ECLI:NL:RBZWO:2003:AF8785
Rechtbank Zwolle
- Eerste aanleg - enkelvoudig
- Rechtspraak.nl
Ontslag op staande voet van een taxichauffeur na gewelddadig incident en herhaaldelijke tekortkomingen in de administratie
In deze zaak gaat het om de vraag of het ontslag op staande voet van [eiser], een taxichauffeur, door [gedaagde], zijn werkgever, terecht is gegeven. [Eiser] werd op 20 februari 2002 op staande voet ontslagen na een gewelddadig incident op 18 februari 2002, waarbij hij betrokken zou zijn geweest. [Eiser] betwistte de beschuldigingen en stelde dat hij het incident wel had gemeld aan de dienstdoende centralist. Daarnaast voerde hij aan dat hij door technische problemen met de afstortapparatuur en zijn onregelmatige diensten niet tijdig de rittenstaten en gelden had ingeleverd. Hij vorderde een gefixeerde schadevergoeding van € 1.921,03, het loon dat hij tot het einde van de arbeidsovereenkomst had kunnen verdienen.
[gedaagde] verdedigde het ontslag door te stellen dat [eiser] na het incident en eerdere waarschuwingen niet meer kon blijven werken. De kantonrechter oordeelde dat [gedaagde] niet voldoende bewijs had geleverd voor de beschuldigingen aan het adres van [eiser]. De rechter concludeerde dat het ontslag op staande voet niet terecht was, omdat [gedaagde] niet had aangetoond dat [eiser] het incident niet had gemeld. Bovendien was er onvoldoende bewijs dat [eiser] zich niet aan de administratieve verplichtingen had gehouden, ondanks eerdere waarschuwingen.
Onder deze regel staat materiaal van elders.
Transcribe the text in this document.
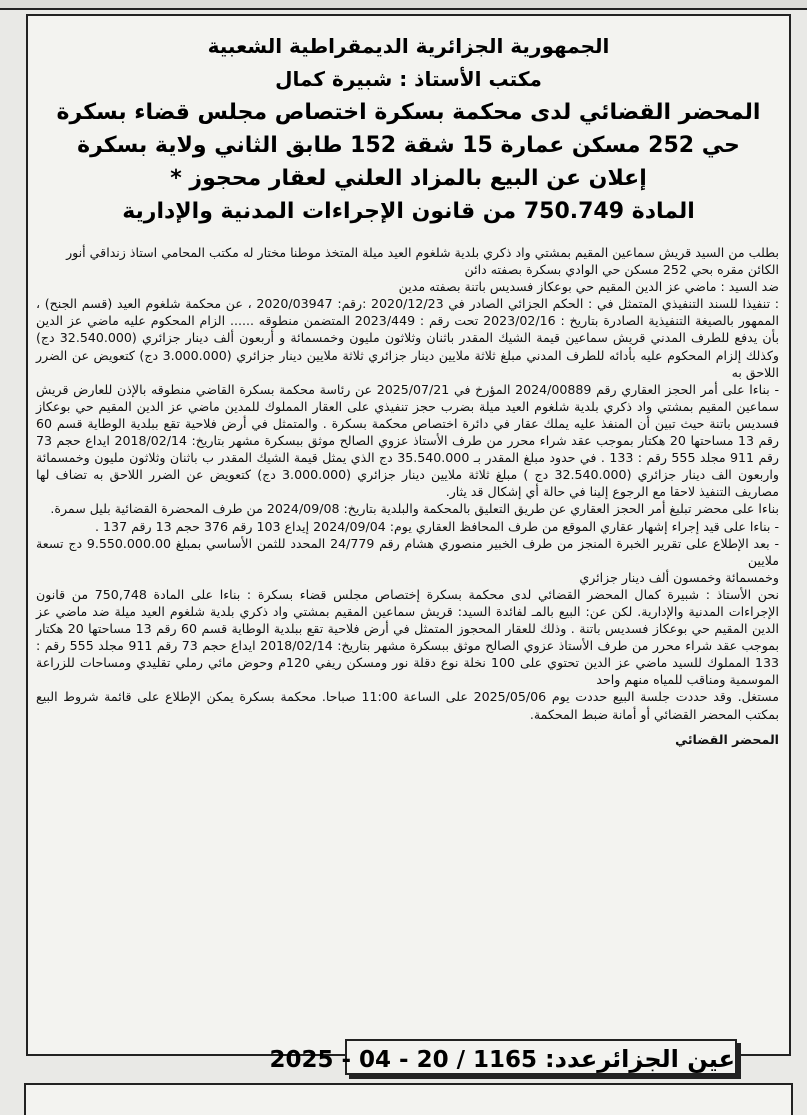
الجمهورية الجزائرية الديمقراطية الشعبية
مكتب الأستاذ : شبيرة كمال
المحضر القضائي لدى محكمة بسكرة اختصاص مجلس قضاء بسكرة
حي 252 مسكن عمارة 15 شقة 152 طابق الثاني ولاية بسكرة
إعلان عن البيع بالمزاد العلني لعقار محجوز *
المادة 750.749 من قانون الإجراءات المدنية والإدارية

بطلب من السيد قريش سماعين المقيم بمشتي واد ذكري بلدية شلغوم العيد ميلة المتخذ موطنا مختار له مكتب المحامي استاذ زنداقي أنور

الكائن مقره بحي 252 مسكن حي الوادي بسكرة بصفته دائن

ضد السيد : ماضي عز الدين المقيم حي بوعكاز فسديس باتنة بصفته مدين

: تنفيذا للسند التنفيذي المتمثل في : الحكم الجزائي الصادر في 2020/12/23 :رقم: 2020/03947 ، عن محكمة شلغوم العيد (قسم الجنح) ، الممهور بالصيغة التنفيذية الصادرة بتاريخ : 2023/02/16 تحت رقم : 2023/449 المتضمن منطوقه ...... الزام المحكوم عليه ماضي عز الدين بأن يدفع للطرف المدني قريش سماعين قيمة الشيك المقدر باثنان وثلاثون مليون وخمسمائة و أربعون ألف دينار جزائري (32.540.000 دج) وكذلك إلزام المحكوم عليه بأدائه للطرف المدني مبلغ ثلاثة ملايين دينار جزائري ثلاثة ملايين دينار جزائري (3.000.000 دج) كتعويض عن الضرر اللاحق به

- بناءا على أمر الحجز العقاري رقم 2024/00889 المؤرخ في 2025/07/21 عن رئاسة محكمة بسكرة القاضي منطوقه بالإذن للعارض قريش سماعين المقيم بمشتي واد ذكري بلدية شلغوم العيد ميلة بضرب حجز تنفيذي على العقار المملوك للمدين ماضي عز الدين المقيم حي بوعكاز فسديس باتنة حيث تبين أن المنفذ عليه يملك عقار في دائرة اختصاص محكمة بسكرة . والمتمثل في أرض فلاحية تقع ببلدية الوطاية قسم 60 رقم 13 مساحتها 20 هكتار بموجب عقد شراء محرر من طرف الأستاذ عزوي الصالح موثق ببسكرة مشهر بتاريخ: 2018/02/14 ايداع حجم 73 رقم 911 مجلد 555 رقم : 133 . في حدود مبلغ المقدر بـ 35.540.000 دج الذي يمثل قيمة الشيك المقدر ب باثنان وثلاثون مليون وخمسمائة واربعون الف دينار جزائري (32.540.000 دج ) مبلغ ثلاثة ملايين دينار جزائري (3.000.000 دج) كتعويض عن الضرر اللاحق به تضاف لها مصاريف التنفيذ لاحقا مع الرجوع إلينا في حالة أي إشكال قد يثار.

بناءا على محضر تبليغ أمر الحجز العقاري عن طريق التعليق بالمحكمة والبلدية بتاريخ: 2024/09/08 من طرف المحضرة القضائية بليل سمرة.

- بناءا على قيد إجراء إشهار عقاري الموقع من طرف المحافظ العقاري يوم: 2024/09/04 إيداع 103 رقم 376 حجم 13 رقم 137 .

- بعد الإطلاع على تقرير الخبرة المنجز من طرف الخبير منصوري هشام رقم 24/779 المحدد للثمن الأساسي بمبلغ 9.550.000.00 دج تسعة ملايين

وخمسمائة وخمسون ألف دينار جزائري

نحن الأستاذ : شبيرة كمال المحضر القضائي لدى محكمة بسكرة إختصاص مجلس قضاء بسكرة : بناءا على المادة 750,748 من قانون الإجراءات المدنية والإدارية. لكن عن: البيع بالمـ لفائدة السيد: قريش سماعين المقيم بمشتي واد ذكري بلدية شلغوم العيد ميلة ضد ماضي عز الدين المقيم حي بوعكاز فسديس باتنة . وذلك للعقار المحجوز المتمثل في أرض فلاحية تقع ببلدية الوطاية قسم 60 رقم 13 مساحتها 20 هكتار بموجب عقد شراء محرر من طرف الأستاذ عزوي الصالح موثق ببسكرة مشهر بتاريخ: 2018/02/14 ايداع حجم 73 رقم 911 مجلد 555 رقم : 133 المملوك للسيد ماضي عز الدين تحتوي على 100 نخلة نوع دقلة نور ومسكن ريفي 120م وحوض مائي رملي تقليدي ومساحات للزراعة الموسمية ومناقب للمياه منهم واحد

مستغل. وقد حددت جلسة البيع حددت يوم 2025/05/06 على الساعة 11:00 صباحا. محكمة بسكرة يمكن الإطلاع على قائمة شروط البيع بمكتب المحضر القضائي أو أمانة ضبط المحكمة.

المحضر القضائي
عين الجزائرعدد:2025 - 04 - 20 / 1165
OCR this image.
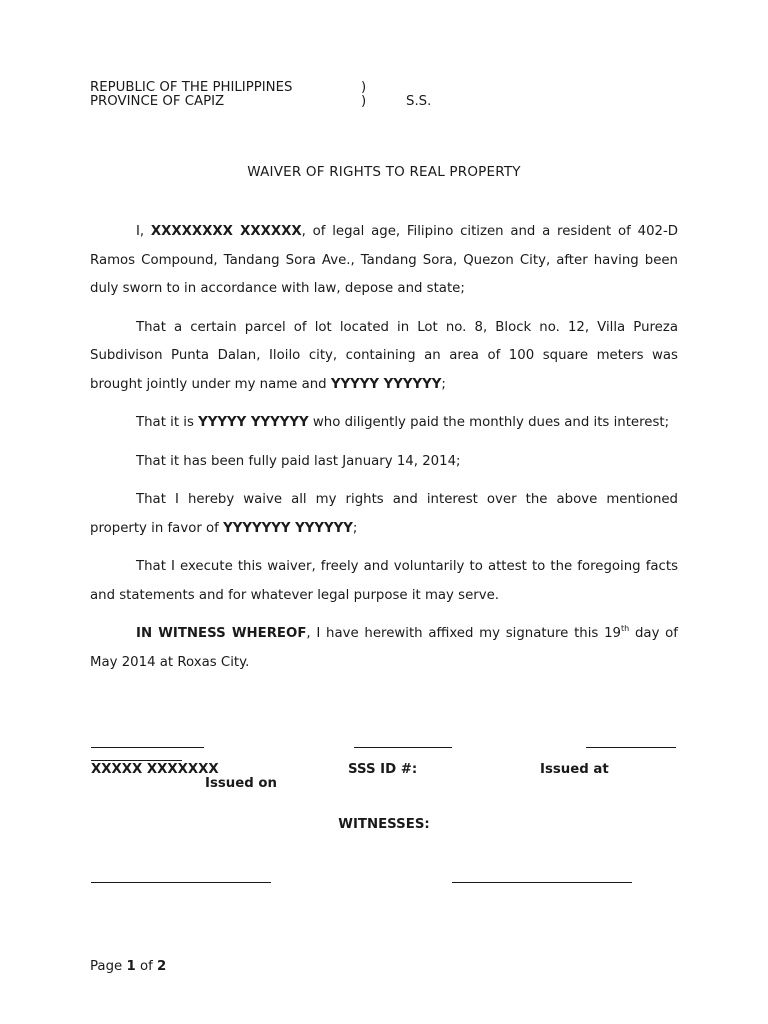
REPUBLIC OF THE PHILIPPINES	)
PROVINCE OF CAPIZ	)	S.S.
WAIVER OF RIGHTS TO REAL PROPERTY

I, XXXXXXXX XXXXXX, of legal age, Filipino citizen and a resident of 402-D Ramos Compound, Tandang Sora Ave., Tandang Sora, Quezon City, after having been duly sworn to in accordance with law, depose and state;

That a certain parcel of lot located in Lot no. 8, Block no. 12, Villa Pureza Subdivison Punta Dalan, Iloilo city, containing an area of 100 square meters was brought jointly under my name and YYYYY YYYYYY;

That it is YYYYY YYYYYY who diligently paid the monthly dues and its interest;

That it has been fully paid last January 14, 2014;

That I hereby waive all my rights and interest over the above mentioned property in favor of YYYYYYY YYYYYY;

That I execute this waiver, freely and voluntarily to attest to the foregoing facts and statements and for whatever legal purpose it may serve.

IN WITNESS WHEREOF, I have herewith affixed my signature this 19th day of May 2014 at Roxas City.

XXXXX XXXXXXX	SSS ID #:	Issued at
Issued on
WITNESSES:
Page 1 of 2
De kantonrechter wees de vordering van [eiser] af, omdat het ontslag op staande voet geacht werd terecht te zijn gegeven op basis van de herhaaldelijke tekortkomingen van [eiser] in zijn functioneren en de administratieve verplichtingen. [Eiser] werd veroordeeld in de kosten van de procedure.